I must say I am not loyal to any specific material. It is problematic to see possibilities in every material I encounter. I like to challenge myself and try to learn new techniques and get to know new materials. At the moment I am getting to know traditional decorative woodworking better. In Finland we are surrounded by trees, so wood is easily available. In the end, combining materials is essential in my work as a whole. It can be anything from ready made and recycled to professional shop’s supply like clay or different types of metals.
What has been your favorite dinner experience?
I like when things stay relaxed even when a lot of effort has been put into the preparation.

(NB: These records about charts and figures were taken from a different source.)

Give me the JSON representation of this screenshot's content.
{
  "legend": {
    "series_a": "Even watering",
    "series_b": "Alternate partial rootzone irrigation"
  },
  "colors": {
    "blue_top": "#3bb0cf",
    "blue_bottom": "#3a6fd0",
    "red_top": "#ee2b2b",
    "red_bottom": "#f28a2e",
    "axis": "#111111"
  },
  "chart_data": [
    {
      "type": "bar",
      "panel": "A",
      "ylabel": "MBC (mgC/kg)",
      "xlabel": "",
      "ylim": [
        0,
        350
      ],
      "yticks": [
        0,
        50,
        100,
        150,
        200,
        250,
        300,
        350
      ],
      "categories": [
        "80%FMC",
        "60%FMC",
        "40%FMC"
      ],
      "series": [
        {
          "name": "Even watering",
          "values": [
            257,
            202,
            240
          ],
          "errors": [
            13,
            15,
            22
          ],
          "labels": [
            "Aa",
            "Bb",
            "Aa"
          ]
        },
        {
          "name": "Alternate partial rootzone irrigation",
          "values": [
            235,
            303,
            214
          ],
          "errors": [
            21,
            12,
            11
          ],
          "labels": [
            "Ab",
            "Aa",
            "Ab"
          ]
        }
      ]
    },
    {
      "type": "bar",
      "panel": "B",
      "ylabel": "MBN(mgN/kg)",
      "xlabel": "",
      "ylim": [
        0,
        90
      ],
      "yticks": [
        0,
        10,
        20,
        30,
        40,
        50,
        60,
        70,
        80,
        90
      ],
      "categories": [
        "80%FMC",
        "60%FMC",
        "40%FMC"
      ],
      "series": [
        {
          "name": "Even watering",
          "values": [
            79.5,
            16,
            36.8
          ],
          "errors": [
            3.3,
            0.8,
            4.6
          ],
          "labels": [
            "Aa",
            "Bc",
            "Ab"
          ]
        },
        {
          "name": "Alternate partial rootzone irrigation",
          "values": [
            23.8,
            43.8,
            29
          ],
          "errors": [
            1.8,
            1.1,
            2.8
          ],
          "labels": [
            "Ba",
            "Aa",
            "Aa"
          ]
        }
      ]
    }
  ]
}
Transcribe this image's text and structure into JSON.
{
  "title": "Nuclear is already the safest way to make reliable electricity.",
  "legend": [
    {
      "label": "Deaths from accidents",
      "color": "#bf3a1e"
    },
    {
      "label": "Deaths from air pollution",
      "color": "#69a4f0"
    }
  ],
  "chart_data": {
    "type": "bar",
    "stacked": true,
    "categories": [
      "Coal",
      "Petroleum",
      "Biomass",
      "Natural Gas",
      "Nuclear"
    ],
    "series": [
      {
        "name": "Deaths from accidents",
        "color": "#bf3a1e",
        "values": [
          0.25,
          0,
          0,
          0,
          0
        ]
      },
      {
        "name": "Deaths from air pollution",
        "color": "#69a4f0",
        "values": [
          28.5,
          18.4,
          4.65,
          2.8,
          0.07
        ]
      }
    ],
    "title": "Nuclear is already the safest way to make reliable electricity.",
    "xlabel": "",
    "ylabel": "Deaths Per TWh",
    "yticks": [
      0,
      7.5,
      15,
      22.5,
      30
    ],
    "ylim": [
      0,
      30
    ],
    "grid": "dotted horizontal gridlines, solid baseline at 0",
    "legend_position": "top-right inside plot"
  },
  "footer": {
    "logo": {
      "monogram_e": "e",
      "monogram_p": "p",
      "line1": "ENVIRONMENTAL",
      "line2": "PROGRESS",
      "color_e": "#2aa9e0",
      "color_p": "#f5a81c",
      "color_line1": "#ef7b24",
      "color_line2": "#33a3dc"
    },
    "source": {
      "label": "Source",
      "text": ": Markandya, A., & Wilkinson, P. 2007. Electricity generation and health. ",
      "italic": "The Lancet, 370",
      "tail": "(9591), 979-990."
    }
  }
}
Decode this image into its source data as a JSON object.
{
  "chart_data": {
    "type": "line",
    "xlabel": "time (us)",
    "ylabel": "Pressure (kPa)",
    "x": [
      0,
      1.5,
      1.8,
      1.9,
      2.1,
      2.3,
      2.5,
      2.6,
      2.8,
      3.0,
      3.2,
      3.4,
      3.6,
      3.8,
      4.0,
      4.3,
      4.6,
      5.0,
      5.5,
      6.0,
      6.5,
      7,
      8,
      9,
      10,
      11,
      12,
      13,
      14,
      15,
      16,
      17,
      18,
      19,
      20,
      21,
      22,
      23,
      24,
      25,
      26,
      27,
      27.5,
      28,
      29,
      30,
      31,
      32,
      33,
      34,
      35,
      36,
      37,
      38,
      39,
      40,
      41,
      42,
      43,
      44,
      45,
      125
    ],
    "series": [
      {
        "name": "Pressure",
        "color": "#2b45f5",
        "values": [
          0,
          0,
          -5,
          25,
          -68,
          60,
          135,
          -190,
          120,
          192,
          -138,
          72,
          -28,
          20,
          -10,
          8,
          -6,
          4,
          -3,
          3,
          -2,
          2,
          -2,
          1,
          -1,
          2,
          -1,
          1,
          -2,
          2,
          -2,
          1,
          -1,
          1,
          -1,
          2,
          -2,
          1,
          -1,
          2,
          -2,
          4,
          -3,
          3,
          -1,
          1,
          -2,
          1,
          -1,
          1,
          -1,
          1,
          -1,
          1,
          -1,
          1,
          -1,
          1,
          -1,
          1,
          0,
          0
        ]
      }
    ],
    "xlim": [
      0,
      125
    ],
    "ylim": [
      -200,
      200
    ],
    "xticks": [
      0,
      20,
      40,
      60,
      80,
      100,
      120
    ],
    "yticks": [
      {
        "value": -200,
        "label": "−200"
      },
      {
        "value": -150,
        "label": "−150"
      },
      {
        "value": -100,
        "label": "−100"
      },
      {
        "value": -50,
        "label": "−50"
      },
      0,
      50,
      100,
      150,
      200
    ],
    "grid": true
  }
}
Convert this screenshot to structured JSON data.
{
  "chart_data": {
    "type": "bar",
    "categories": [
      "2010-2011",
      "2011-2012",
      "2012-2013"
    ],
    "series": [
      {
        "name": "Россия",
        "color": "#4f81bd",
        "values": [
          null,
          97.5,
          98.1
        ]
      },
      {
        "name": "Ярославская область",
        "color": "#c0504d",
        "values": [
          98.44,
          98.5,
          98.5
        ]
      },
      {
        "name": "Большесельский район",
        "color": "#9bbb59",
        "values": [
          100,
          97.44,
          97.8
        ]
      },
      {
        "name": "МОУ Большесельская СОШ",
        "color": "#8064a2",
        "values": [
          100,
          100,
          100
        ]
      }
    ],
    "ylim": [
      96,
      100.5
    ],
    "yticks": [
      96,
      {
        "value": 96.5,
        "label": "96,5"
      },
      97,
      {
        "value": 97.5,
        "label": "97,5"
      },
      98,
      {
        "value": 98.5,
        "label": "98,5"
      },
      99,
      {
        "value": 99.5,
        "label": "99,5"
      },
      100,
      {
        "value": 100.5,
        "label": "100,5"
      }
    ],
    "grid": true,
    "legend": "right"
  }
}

A long awaited meeting with friends and colleagues is almost always memorable. It is nice to follow how some dishes can get trendy among friends when someone succeeds with it once. If you once manage to cook a nice risotto, everybody is soon asking for the recipe and making it at home.
What excites you about tomorrow?
Long weekend, holidays coming up!
What are your 3 favorite pieces on Jouw…?
I enjoy all of the works by Machteld Lambeets; Stuart Cairns with his endless spoon variations; and I am always delighted with the works by Sophie Hanagarth.